A habilidade de recordar todos os detalhes dos momentos mais agradáveis ou importantes da vida será muito bem-vinda. Mas não será nada divertido lembrar de todos os pormenores dos momentos mais desagradáveis e traumatizantes. Nesse caso, o que fazer? O roteirista Charlie Kaufman e o diretor Michel Gondry têm a resposta: recorrer, é claro, a uma clínica especializada em apagamento de memória, como no comovente Brilho eterno de uma mente sem lembranças. Por que sofrer, por exemplo, de amor ou de ódio, se umas poucas sessões na clínica do doutor Howard Mierzwiak pode apagar todos os traços de memória da pessoa amada ou odiada?
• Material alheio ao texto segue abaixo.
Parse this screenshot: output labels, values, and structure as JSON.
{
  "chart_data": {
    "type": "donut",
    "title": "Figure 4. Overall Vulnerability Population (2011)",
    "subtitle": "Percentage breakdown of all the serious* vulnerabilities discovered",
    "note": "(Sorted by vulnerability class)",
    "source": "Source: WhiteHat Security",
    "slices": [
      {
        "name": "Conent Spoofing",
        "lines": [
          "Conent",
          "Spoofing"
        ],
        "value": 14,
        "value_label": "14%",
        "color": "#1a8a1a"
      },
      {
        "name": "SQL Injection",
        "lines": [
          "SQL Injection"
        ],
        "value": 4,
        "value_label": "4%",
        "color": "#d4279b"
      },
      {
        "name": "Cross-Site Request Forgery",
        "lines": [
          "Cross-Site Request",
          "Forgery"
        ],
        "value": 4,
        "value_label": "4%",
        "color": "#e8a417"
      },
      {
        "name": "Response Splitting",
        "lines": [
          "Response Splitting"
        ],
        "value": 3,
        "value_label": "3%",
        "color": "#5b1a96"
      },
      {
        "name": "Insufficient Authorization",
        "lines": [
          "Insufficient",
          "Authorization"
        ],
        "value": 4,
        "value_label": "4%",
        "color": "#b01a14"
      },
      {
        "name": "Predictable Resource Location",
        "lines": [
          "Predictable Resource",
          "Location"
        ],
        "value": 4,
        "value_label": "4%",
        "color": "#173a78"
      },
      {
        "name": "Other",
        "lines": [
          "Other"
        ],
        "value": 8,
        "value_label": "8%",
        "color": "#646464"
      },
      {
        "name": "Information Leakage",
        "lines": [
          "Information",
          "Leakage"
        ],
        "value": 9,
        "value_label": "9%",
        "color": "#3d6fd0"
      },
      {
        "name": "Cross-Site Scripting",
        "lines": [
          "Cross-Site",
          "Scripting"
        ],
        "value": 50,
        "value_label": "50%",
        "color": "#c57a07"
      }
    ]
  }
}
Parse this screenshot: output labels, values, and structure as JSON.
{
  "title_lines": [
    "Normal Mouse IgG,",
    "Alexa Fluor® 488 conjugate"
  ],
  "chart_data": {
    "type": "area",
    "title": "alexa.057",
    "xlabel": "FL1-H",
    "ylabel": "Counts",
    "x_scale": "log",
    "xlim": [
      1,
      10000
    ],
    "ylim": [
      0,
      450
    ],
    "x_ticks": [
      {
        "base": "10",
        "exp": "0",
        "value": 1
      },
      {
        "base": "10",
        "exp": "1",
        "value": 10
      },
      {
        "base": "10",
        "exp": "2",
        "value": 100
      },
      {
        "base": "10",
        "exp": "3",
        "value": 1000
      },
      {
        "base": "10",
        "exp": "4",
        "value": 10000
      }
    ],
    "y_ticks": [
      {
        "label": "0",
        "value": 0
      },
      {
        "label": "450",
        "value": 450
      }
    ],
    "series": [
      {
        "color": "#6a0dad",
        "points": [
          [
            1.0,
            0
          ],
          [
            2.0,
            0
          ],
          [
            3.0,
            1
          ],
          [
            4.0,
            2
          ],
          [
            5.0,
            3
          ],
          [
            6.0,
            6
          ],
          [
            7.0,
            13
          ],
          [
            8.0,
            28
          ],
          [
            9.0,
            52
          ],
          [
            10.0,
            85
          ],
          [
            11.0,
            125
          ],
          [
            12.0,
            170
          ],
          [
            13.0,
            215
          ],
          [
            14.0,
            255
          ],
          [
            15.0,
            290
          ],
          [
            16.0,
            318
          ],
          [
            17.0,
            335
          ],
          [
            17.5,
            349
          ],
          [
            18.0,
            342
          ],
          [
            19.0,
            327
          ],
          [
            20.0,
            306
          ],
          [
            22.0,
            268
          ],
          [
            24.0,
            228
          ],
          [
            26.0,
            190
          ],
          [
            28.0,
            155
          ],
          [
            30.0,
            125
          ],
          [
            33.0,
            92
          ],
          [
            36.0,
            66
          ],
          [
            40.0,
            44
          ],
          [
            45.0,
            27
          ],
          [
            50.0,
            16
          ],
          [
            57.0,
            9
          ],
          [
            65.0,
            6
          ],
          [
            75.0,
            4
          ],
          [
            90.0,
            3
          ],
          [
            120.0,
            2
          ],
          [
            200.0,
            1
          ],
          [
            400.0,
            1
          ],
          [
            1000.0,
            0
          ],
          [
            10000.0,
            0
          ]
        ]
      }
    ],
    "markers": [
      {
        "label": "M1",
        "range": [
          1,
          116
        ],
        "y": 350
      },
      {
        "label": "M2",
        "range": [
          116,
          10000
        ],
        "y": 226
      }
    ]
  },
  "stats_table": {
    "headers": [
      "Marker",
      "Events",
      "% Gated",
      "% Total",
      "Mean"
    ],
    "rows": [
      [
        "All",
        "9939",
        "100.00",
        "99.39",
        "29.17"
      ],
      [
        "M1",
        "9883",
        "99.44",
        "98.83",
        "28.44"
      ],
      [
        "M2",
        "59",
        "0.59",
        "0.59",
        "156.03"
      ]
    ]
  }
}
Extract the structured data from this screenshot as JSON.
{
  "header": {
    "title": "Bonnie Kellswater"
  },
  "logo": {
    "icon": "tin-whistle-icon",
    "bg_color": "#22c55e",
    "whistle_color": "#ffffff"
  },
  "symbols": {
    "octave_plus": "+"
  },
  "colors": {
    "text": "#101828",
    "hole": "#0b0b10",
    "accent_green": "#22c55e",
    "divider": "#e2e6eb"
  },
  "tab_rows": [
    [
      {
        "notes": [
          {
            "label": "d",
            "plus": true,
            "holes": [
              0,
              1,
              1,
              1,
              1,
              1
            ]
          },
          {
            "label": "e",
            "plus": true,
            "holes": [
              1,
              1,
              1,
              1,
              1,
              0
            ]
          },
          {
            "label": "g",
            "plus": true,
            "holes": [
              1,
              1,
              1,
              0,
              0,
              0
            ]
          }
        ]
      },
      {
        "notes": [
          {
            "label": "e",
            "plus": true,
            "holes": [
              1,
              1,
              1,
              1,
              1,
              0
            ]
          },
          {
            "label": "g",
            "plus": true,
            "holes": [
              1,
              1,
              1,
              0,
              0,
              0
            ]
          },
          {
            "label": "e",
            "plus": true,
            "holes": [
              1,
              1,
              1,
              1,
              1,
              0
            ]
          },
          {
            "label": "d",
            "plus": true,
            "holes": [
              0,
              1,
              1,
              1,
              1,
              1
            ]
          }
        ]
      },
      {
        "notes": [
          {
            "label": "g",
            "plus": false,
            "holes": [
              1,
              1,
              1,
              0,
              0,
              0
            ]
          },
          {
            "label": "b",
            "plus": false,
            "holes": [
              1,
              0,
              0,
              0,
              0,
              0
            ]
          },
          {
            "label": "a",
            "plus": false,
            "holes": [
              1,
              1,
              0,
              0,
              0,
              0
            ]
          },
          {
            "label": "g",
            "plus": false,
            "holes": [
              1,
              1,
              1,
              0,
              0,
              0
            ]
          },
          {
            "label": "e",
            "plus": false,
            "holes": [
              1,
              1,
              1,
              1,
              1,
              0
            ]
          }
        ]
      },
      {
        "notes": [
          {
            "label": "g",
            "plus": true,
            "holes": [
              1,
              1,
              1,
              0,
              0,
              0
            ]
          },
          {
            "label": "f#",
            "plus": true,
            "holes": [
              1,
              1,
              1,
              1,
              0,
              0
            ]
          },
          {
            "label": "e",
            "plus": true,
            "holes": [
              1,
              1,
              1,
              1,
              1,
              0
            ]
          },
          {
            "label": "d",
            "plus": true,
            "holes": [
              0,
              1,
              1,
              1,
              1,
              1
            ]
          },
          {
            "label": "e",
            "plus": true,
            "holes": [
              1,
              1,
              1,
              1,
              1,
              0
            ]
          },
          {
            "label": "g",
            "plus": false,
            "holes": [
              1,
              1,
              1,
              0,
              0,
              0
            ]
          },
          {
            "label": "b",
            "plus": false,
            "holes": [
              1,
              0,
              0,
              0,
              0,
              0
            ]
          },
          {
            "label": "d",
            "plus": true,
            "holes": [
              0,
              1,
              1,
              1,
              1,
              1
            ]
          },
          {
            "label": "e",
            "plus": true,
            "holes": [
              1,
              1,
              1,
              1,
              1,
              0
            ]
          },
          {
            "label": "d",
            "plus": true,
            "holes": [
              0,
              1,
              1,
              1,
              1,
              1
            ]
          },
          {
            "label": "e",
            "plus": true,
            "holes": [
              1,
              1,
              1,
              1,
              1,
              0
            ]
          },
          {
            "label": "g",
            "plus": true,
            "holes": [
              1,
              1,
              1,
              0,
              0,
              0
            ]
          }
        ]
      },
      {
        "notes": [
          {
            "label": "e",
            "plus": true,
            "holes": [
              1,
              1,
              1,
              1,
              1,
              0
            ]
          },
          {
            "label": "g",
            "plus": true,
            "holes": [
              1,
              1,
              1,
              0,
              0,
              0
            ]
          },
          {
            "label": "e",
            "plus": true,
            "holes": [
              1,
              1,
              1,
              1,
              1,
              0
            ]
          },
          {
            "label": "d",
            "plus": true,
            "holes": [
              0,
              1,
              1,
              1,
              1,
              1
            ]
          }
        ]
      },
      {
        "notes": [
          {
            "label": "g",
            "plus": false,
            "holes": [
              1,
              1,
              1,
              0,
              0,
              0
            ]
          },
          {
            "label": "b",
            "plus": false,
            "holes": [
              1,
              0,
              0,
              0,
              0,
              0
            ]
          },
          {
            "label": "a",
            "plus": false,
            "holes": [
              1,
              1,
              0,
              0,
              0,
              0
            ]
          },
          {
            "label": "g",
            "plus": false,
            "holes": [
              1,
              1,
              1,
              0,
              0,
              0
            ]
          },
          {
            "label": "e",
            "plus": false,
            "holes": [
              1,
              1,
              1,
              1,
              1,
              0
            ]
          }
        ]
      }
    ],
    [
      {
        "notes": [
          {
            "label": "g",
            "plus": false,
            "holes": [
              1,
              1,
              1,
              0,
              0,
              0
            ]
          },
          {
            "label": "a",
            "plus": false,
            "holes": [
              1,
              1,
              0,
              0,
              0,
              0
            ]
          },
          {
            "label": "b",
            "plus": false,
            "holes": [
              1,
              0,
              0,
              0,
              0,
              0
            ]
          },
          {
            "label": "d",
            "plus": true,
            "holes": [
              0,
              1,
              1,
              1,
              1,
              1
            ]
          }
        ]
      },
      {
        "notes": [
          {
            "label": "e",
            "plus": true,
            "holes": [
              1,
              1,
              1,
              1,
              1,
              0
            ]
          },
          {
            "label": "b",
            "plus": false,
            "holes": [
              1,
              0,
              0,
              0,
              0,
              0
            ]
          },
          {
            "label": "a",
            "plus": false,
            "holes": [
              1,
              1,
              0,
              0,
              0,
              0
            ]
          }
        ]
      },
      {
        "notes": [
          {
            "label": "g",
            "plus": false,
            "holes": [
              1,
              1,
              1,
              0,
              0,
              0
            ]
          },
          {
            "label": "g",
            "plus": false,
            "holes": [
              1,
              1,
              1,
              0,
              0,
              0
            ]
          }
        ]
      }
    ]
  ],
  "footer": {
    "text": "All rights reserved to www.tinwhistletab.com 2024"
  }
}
Borges aprovaria o novo método: “Eu não falo de vingança nem de perdão, o esquecimento é a única vingança e o único perdão”.
Antes de ser a inquietante premissa do longa-metragem da dupla Kaufman-Gondry, a supressão de memória já havia aparecido num conto do paranóico Philip K. Dick, intitulado O pagamento. Na ficção de Dick, um engenheiro contratado pra trabalhar num projeto ultra-secreto aceita ter as lembranças apagadas logo após a conclusão do trabalho.
Outra premissa de que gosto bastante, também de um conto de Dick, é a do implante de recordações. Falsa memória ou memória ilusória é um fenômeno conhecido por psicanalistas e terapeutas. Nossa mente não raro constrói vívidas lembranças de fatos que não aconteceram ou foram distorcidos. É normal. Mas no irreverente conto de Dick, intitulado Lembramos para você a preço de atacado, o acréscimo de lembranças inventadas é feito comercialmente, por uma empresa especializada. Se você sonhar em passar as férias num caríssimo resort em Marte, mas só conseguir economizar um quinto do dinheiro necessário, você poderá ao menos comprar as lembranças de umas intensas e radicais férias marcianas. Essas lembranças serão gravadas em sua mente e você jamais conseguirá distinguir a verdade da fantasia.
(Parêntese: já foram rodados dois longas-metragens a partir desse conto. Fuja de ambos, são muito ruins. Todo o charme de Lembramos para você a preço de atacado está no humor psicótico típico das ficções de Dick, humor que simplesmente desapareceu, no cinema.)
(Outro parêntese: vale a pena conferir o uso que George Orwell fez da noção de falsa memória em sua clássica distopia, 1984.)